Música

domingo, 10 de junio de 2012

MI PRIMERA VEZ


Fue en una fiesta. A la mayoría de los hombres les ocurre en una fiesta, casi al final de ellas; también suele acaecerles a las mujeres. Mi caso no fue la excepción, aunque cabe aclarar que yo no sabía lo que iba a suceder; me había vestido como cualquier otro día: mezclilla, camiseta y zapatos. Quizás nadie se prepara y se viste de manera adecuada para esa primera vez, salvo el festejado, cuyo regalo tal vez sea esa inicial ocasión.
            Sí, sucede en una fiesta y de manera inesperada, pero desde niños somos instruidos –al menos en México– para reaccionar ante la anhelada situación. Primero son los padres quienes explican en qué consiste; luego, las madres que nos encomian; después, los amigos que alientan y participan en esas experiencias personales casi con la misma euforia del que las vive. Y así me sucedió.
            Decía yo que estaba en una fiesta vestido casualmente y sin idea sobre lo que vendría. La ropa me raspaba, sobre todo la mezclilla. Siempre odié la mezclilla, era incómoda. Esa vez el atuendo que llevaba puesto me había irritado hasta la conciencia, y llegué a envidiar a las niñas que, desde entonces, ya usaban sus vestiditos muy coquetos; les llegaban a las rodillas y tenían las piernas libres, sin una tela áspera que les vejase su lozana piel. Y yo me preguntaba el porqué. Tiempo después conocería la respuesta.
            México es un país de folclor y urbanismo, de tierra y asfalto, de nopal y comida rápida; una nación constituida por innumerables antítesis y –al mismo tiempo, paradójicamente– por una espléndida simbiosis de éstas.

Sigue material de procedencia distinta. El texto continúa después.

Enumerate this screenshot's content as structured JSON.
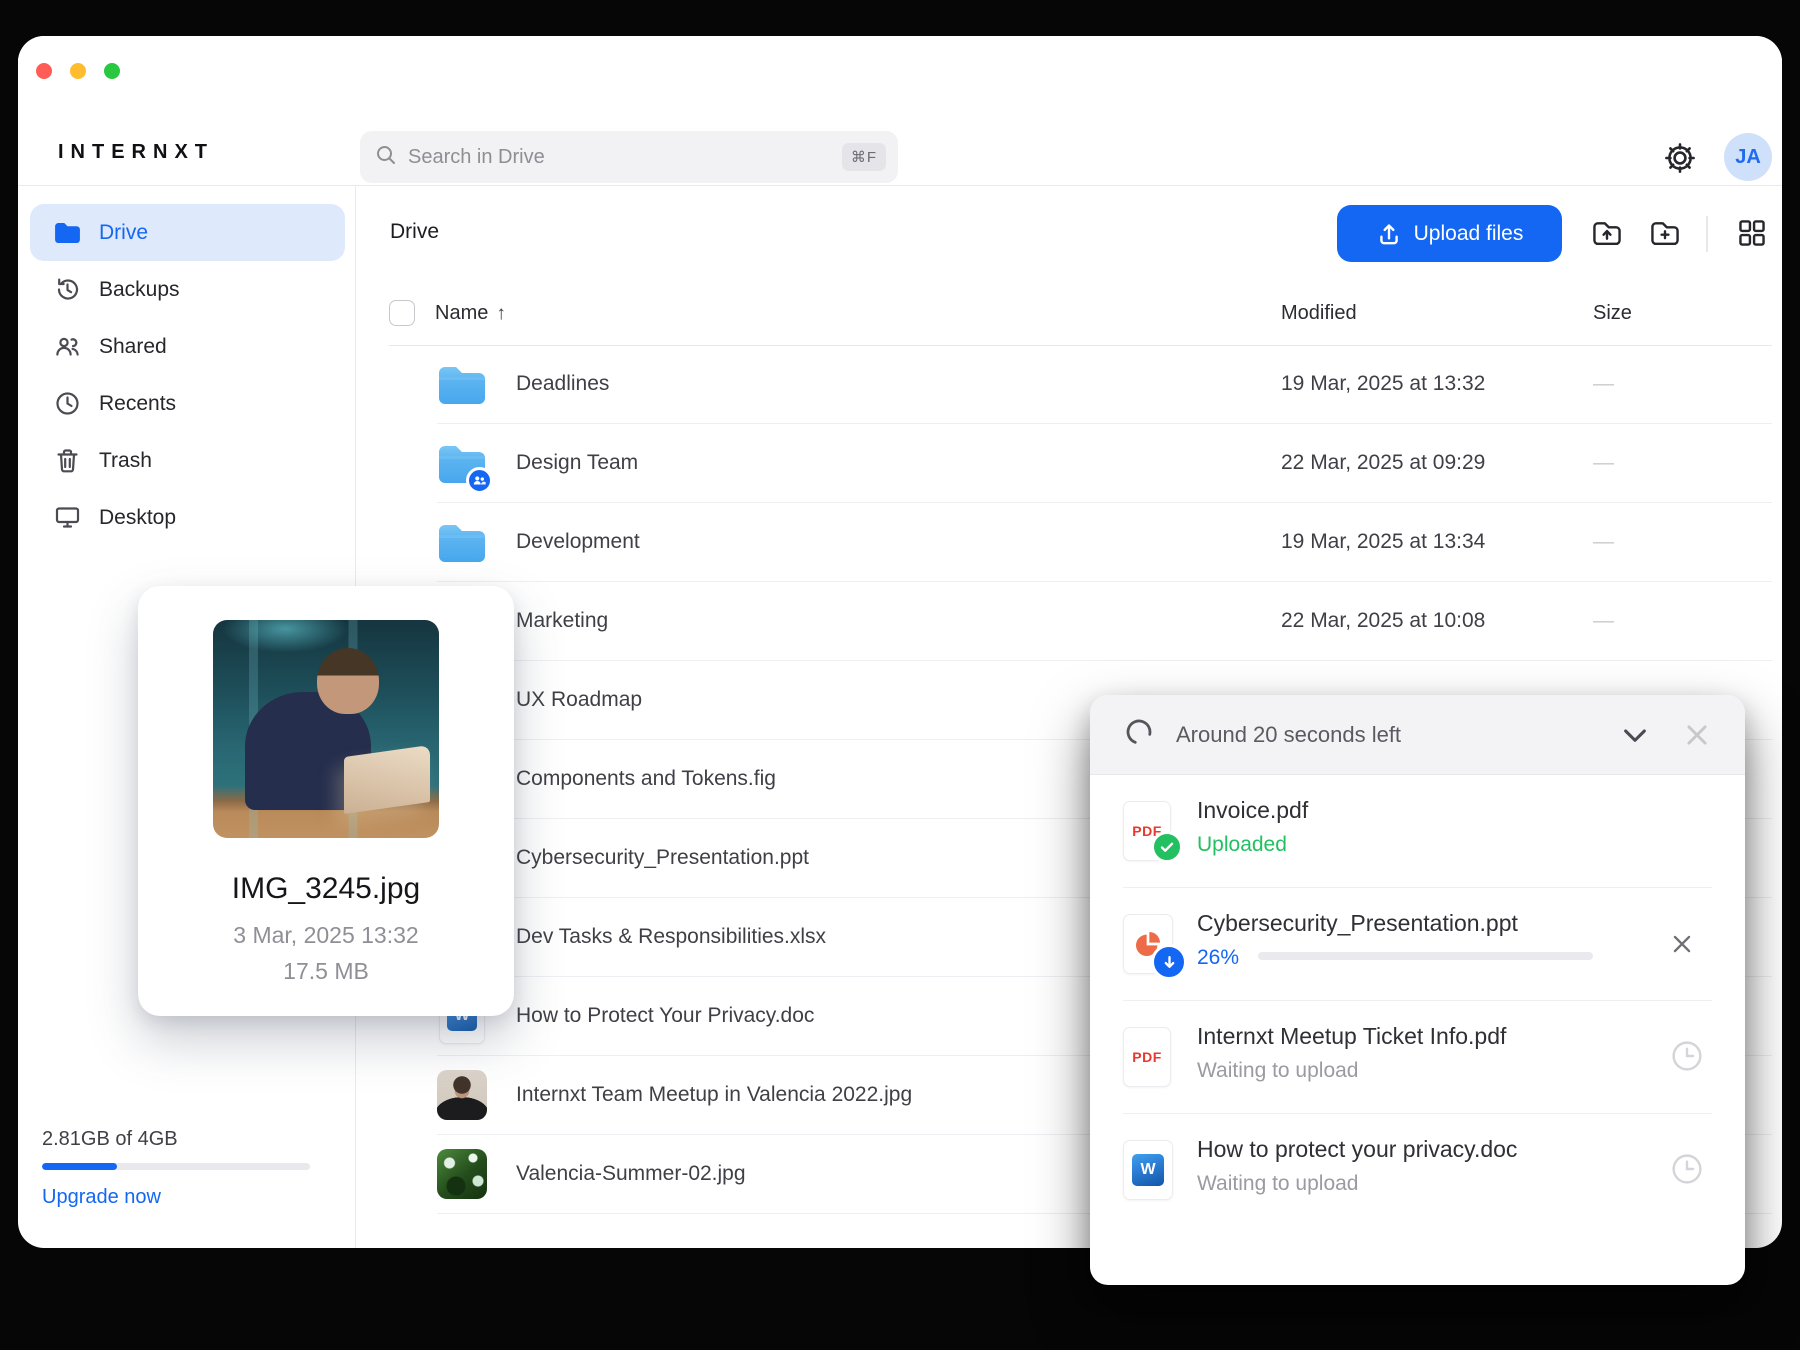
{
  "brand": {
    "logo": "INTERNXT"
  },
  "topbar": {
    "search_placeholder": "Search in Drive",
    "search_shortcut": "⌘F",
    "avatar_initials": "JA"
  },
  "sidebar": {
    "items": [
      {
        "label": "Drive",
        "active": true
      },
      {
        "label": "Backups",
        "active": false
      },
      {
        "label": "Shared",
        "active": false
      },
      {
        "label": "Recents",
        "active": false
      },
      {
        "label": "Trash",
        "active": false
      },
      {
        "label": "Desktop",
        "active": false
      }
    ],
    "storage": {
      "usage_text": "2.81GB of 4GB",
      "used_percent": 28,
      "upgrade_label": "Upgrade now"
    }
  },
  "content": {
    "title": "Drive",
    "toolbar": {
      "upload_button": "Upload files"
    },
    "table": {
      "header": {
        "name": "Name",
        "sort_arrow": "↑",
        "modified": "Modified",
        "size": "Size"
      },
      "rows": [
        {
          "name": "Deadlines",
          "type": "folder",
          "modified": "19 Mar, 2025 at 13:32",
          "size": "—"
        },
        {
          "name": "Design Team",
          "type": "folder-shared",
          "modified": "22 Mar, 2025 at 09:29",
          "size": "—"
        },
        {
          "name": "Development",
          "type": "folder",
          "modified": "19 Mar, 2025 at 13:34",
          "size": "—"
        },
        {
          "name": "Marketing",
          "type": "folder",
          "modified": "22 Mar, 2025 at 10:08",
          "size": "—"
        },
        {
          "name": "UX Roadmap",
          "type": "folder",
          "modified": "",
          "size": ""
        },
        {
          "name": "Components and Tokens.fig",
          "type": "fig",
          "modified": "",
          "size": ""
        },
        {
          "name": "Cybersecurity_Presentation.ppt",
          "type": "ppt",
          "modified": "",
          "size": ""
        },
        {
          "name": "Dev Tasks & Responsibilities.xlsx",
          "type": "xlsx",
          "modified": "",
          "size": ""
        },
        {
          "name": "How to Protect Your Privacy.doc",
          "type": "doc",
          "modified": "",
          "size": ""
        },
        {
          "name": "Internxt Team Meetup in Valencia 2022.jpg",
          "type": "image",
          "modified": "",
          "size": ""
        },
        {
          "name": "Valencia-Summer-02.jpg",
          "type": "image",
          "modified": "",
          "size": ""
        }
      ]
    }
  },
  "preview_card": {
    "filename": "IMG_3245.jpg",
    "date": "3 Mar, 2025 13:32",
    "size": "17.5 MB"
  },
  "upload_toast": {
    "title": "Around 20 seconds left",
    "items": [
      {
        "filename": "Invoice.pdf",
        "status": "Uploaded",
        "state": "uploaded",
        "file_type": "pdf"
      },
      {
        "filename": "Cybersecurity_Presentation.ppt",
        "status": "26%",
        "progress_percent": 26,
        "state": "uploading",
        "file_type": "ppt"
      },
      {
        "filename": "Internxt Meetup Ticket Info.pdf",
        "status": "Waiting to upload",
        "state": "waiting",
        "file_type": "pdf"
      },
      {
        "filename": "How to protect your privacy.doc",
        "status": "Waiting to upload",
        "state": "waiting",
        "file_type": "doc"
      }
    ]
  },
  "colors": {
    "accent_blue": "#1467f3",
    "success_green": "#23c061",
    "folder_blue": "#56b1f0",
    "pdf_red": "#e8392f",
    "ppt_orange": "#ed6c47",
    "word_blue": "#2b7cd3",
    "traffic_lights": [
      "#ff5d55",
      "#febc2e",
      "#28c840"
    ]
  }
}
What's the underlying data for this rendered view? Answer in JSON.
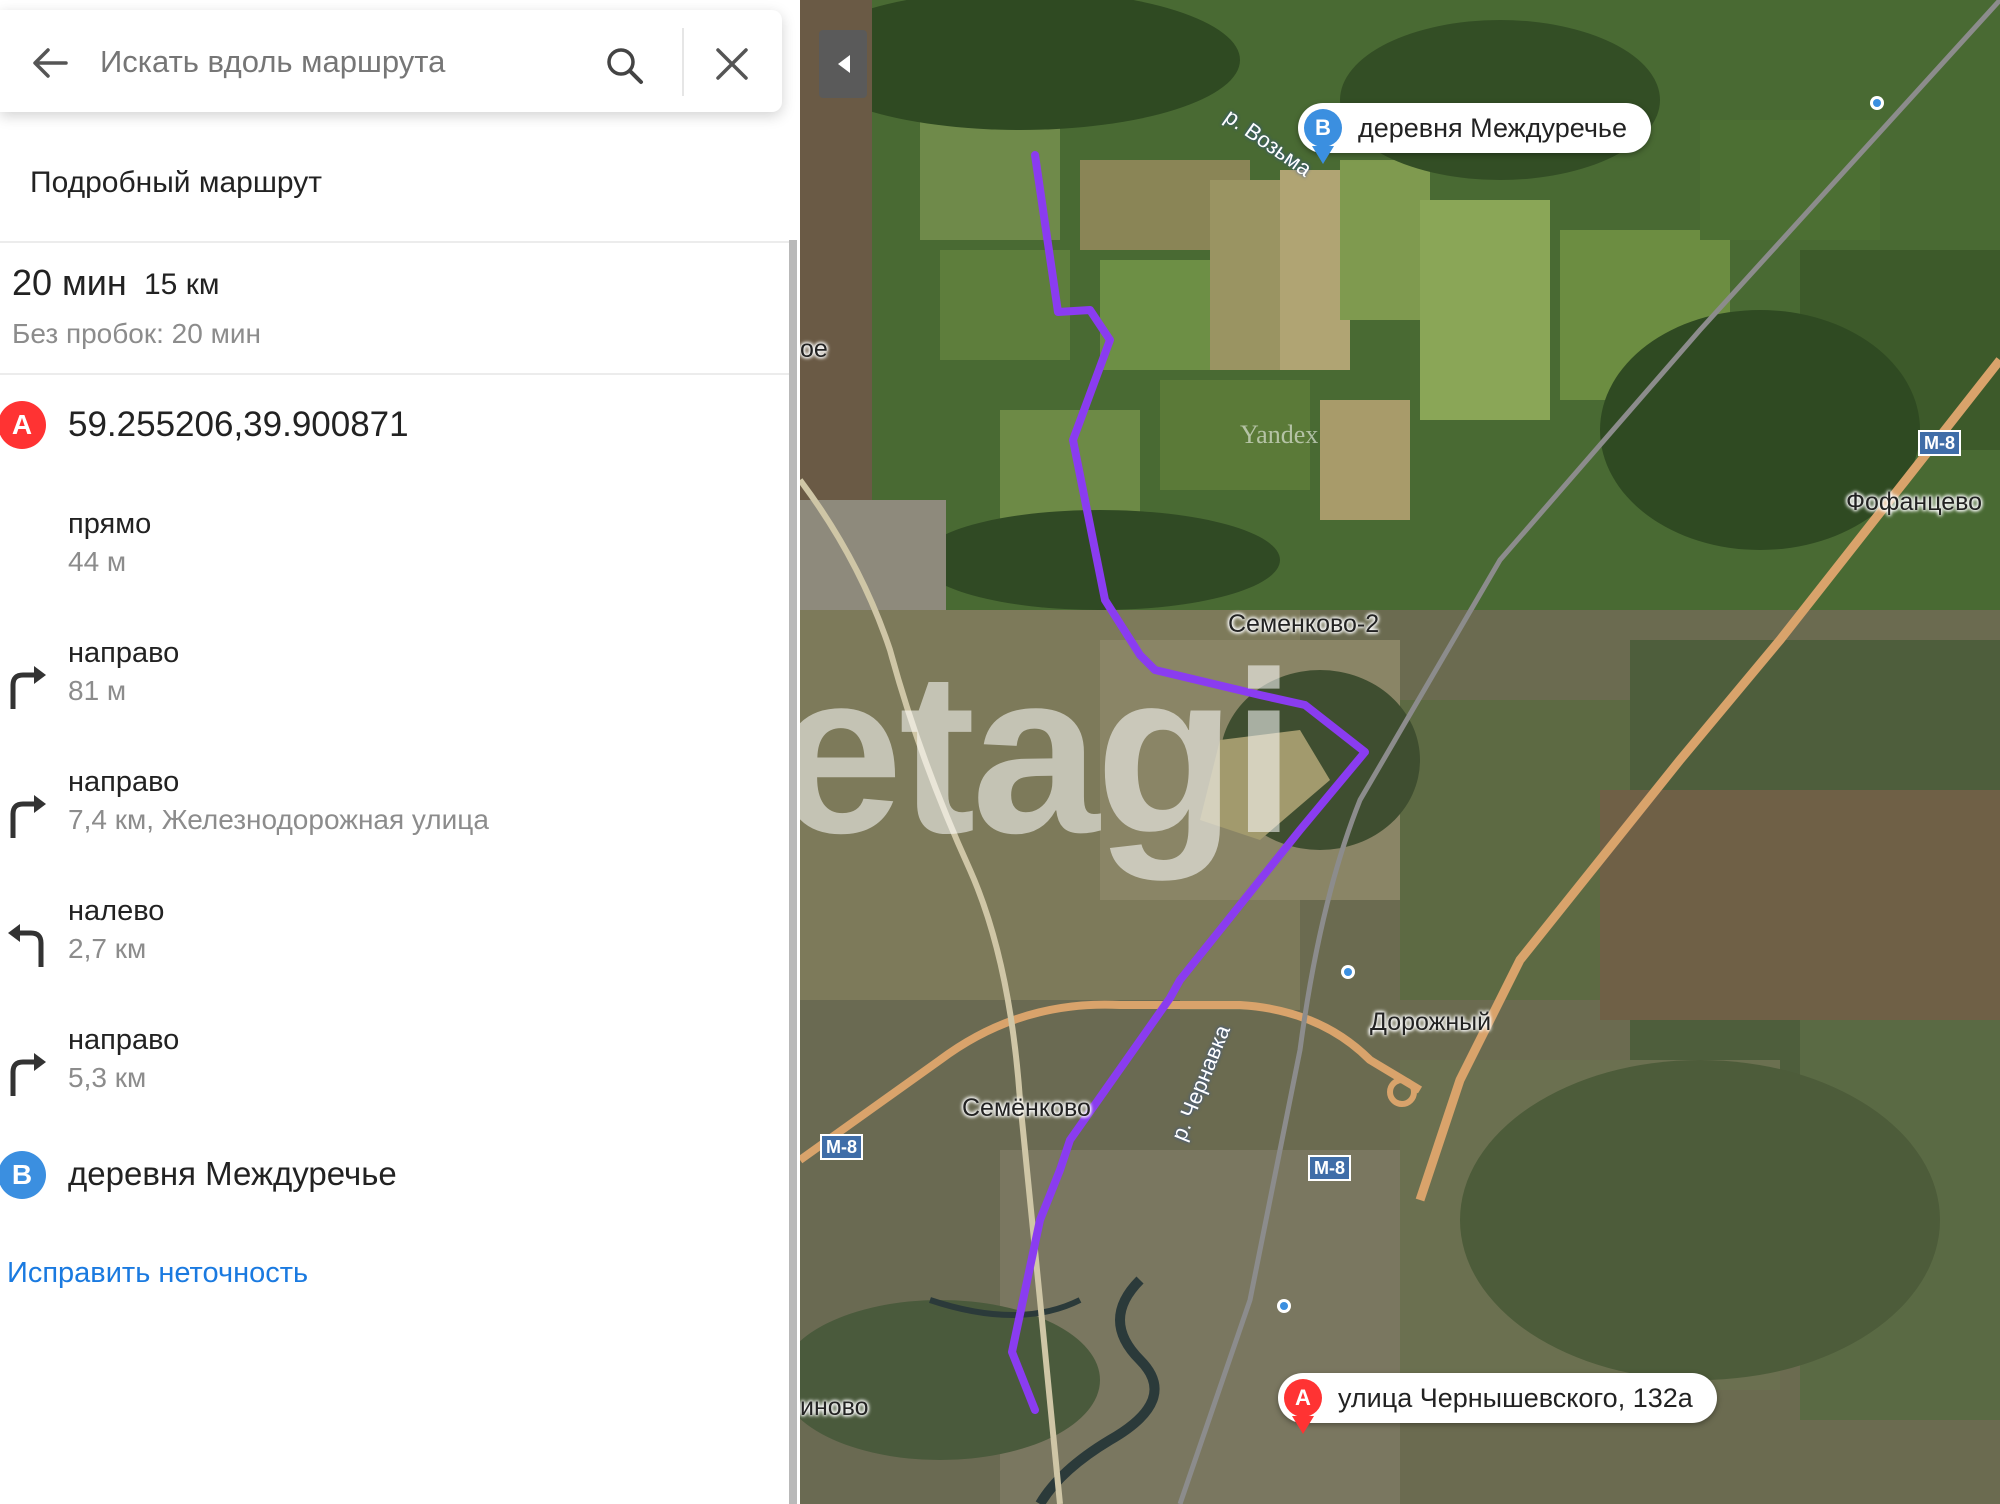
{
  "search": {
    "placeholder": "Искать вдоль маршрута"
  },
  "panel": {
    "title": "Подробный маршрут",
    "summary": {
      "time": "20 мин",
      "distance": "15 км",
      "no_traffic": "Без пробок: 20 мин"
    },
    "start": {
      "marker": "A",
      "label": "59.255206,39.900871",
      "color": "#ff3333"
    },
    "steps": [
      {
        "direction": "прямо",
        "detail": "44 м",
        "icon": "none"
      },
      {
        "direction": "направо",
        "detail": "81 м",
        "icon": "turn-right-icon"
      },
      {
        "direction": "направо",
        "detail": "7,4 км, Железнодорожная улица",
        "icon": "turn-right-icon"
      },
      {
        "direction": "налево",
        "detail": "2,7 км",
        "icon": "turn-left-icon"
      },
      {
        "direction": "направо",
        "detail": "5,3 км",
        "icon": "turn-right-icon"
      }
    ],
    "end": {
      "marker": "B",
      "label": "деревня Междуречье",
      "color": "#3b8fe0"
    },
    "fix_link": "Исправить неточность"
  },
  "map": {
    "route_color": "#8a3cf0",
    "destination_pin": {
      "marker": "B",
      "label": "деревня Междуречье"
    },
    "origin_pin": {
      "marker": "A",
      "label": "улица Чернышевского, 132а"
    },
    "place_labels": {
      "semenkovo2": "Семенково-2",
      "fofantsevo": "Фофанцево",
      "dorozhny": "Дорожный",
      "semyonkovo": "Семёнково",
      "river_vozma": "р. Возьма",
      "river_chernavka": "р. Чернавка",
      "partial_left": "ое",
      "partial_bottom": "иново"
    },
    "road_badges": {
      "m8_right": "М-8",
      "m8_left": "М-8",
      "m8_center": "М-8"
    },
    "tile_mark": "Yandex",
    "watermark": "etagi"
  }
}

Pero hay un ámbito en el que esta simbiosis nunca ha sido vigente: la idiosincrasia del mexicano: México es un país de machos y para machos. 
            De vuelta a la narración de la fiesta; yo estaba irritado por el escozor de la mezclilla y necesitaba descargar todo el rencor que hasta ese tiempo había contenido. En aquel momento, apareció ella. Brillante. Atractiva. Lista para recibir mis embates. No tuve que dar rodeos parar acercarme, me dirigí hacia ella. Esperé un instante más, la observé por última vez antes de arremeter contra ella. Todavía colgaban de su cuerpo esas cintas de colores que más tarde le quitaría, y ella estaría mostrándose casi desnuda frente a mí.  Estaba enfurecido o eufórico, no lo sé. Me reconocí más cerca de ella; mi deseo llegó a su límite: verla tendida en el piso, sin gracia, hecha pedazos, rota. Entonces la golpeé una y otra vez rápidamente con todas mis fuerzas.
            Es cierto, todavía era un niño, pero ya tenía el ímpetu necesario y la fuerza suficiente para hacerlo. No tomó más de treinta segundos para acabar con ella –aunado a que otros ya le habían pegado–: al tercer golpe, se rompió. La vi deshaciéndose, quedé estupefacto. Los demás niños se abalanzaron a recoger las paletas, los chicles, los caramelos, las mandarinas, los cacahuates, las cañas; y en el suelo sólo quedaron algunas cáscaras de cacahuate y los listones de colores que hace tres minutos colgaban de ella.
            Me gustó; me importó poco no conseguir dulces, quedé satisfecho con aquella sensación de la primera vez. Ahora, en cada fiesta, espero el momento de volverlo a hacer.